New York Times columnist and author Harvey Araton first found the religion of New York Knickerbocker basketball as a teenager far removed from the seats he would one day occupy in his job at the start of his career as a beat writer for the New York Post, following the team.
Mr. Araton was a teenager during the years when the Knicks were emerging as the National Basketball Association’s team to beat, and he reveled in the upper reaches of Madison Square Garden rooting for the likes of Clyde (Walt Frazier), The Captain (Willis Reed), Dollar Bill (Bill Bradley) and the rest. The “rest”—including Dave DeBusschere, Earl “The Pearl” Monroe, Cazzie Russell, Dick Barnett and Phil Jackson—were a steady group of players that would become as well known as the first three mentioned because they melded together as important parts of a team void of supercilious egos that had one goal: to win.
The author blends his memories and editorial commentary with the rich stories gleaned from members of those glorious championship teams of the 1970s along with numerous well-known and longtime Knicks celebrity fans to bring the reader back in time.

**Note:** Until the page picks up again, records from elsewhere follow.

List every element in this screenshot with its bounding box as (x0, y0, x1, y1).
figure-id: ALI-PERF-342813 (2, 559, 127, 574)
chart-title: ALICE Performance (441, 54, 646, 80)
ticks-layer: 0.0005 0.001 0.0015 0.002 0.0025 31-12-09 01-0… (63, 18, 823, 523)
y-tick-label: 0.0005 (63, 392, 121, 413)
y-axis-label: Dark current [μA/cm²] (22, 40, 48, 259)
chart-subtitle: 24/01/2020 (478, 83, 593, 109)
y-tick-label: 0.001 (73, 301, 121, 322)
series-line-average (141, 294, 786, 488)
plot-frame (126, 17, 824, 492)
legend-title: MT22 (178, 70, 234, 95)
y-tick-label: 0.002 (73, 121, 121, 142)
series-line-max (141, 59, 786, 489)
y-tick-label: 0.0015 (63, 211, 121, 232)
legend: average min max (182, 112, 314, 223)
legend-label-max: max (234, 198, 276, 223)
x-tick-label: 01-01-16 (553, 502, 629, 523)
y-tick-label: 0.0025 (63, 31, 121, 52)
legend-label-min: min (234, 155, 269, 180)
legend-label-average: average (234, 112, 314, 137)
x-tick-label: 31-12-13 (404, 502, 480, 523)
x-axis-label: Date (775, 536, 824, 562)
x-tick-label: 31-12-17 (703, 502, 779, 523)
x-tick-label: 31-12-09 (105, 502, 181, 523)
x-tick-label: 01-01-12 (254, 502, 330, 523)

The Knicks of the late 1960s and early 1970s, though high-profile citizens of the “city that never sleeps,” are regaled for their independent spirit—a sure sign of the times—that also manifested into a team complete with stars, grinders, and role players. And everyone knew their roles.
When the Garden Was Eden is Mr. Araton’s ode to the players of that era who, unlike those in today’s NBA, played basketball with the idea that having one more point on the scoreboard at the end of the game was what mattered most.
The story is a must-read for basketball fans who predate cable television and are old enough to understand the historical context Harvey Araton writes about with such candor and clarity.
The fruit in this story is the Big Apple and the eclectic group of characters who lived their youth in front of millions of rabid fans and delivered the only NBA championships to date for the storied New York franchise.
And while it is tempting to try to judge different eras of basketball with the cynicism that might be borne of his 30+ plus years as a sportswriter, Mr. Araton doesn’t fall into this lazy approach. Harvey Araton writes as if he is reliving his youth in the days when fans young and old lived and breathed New York Knicks basketball—the days when the garden was indeed Eden.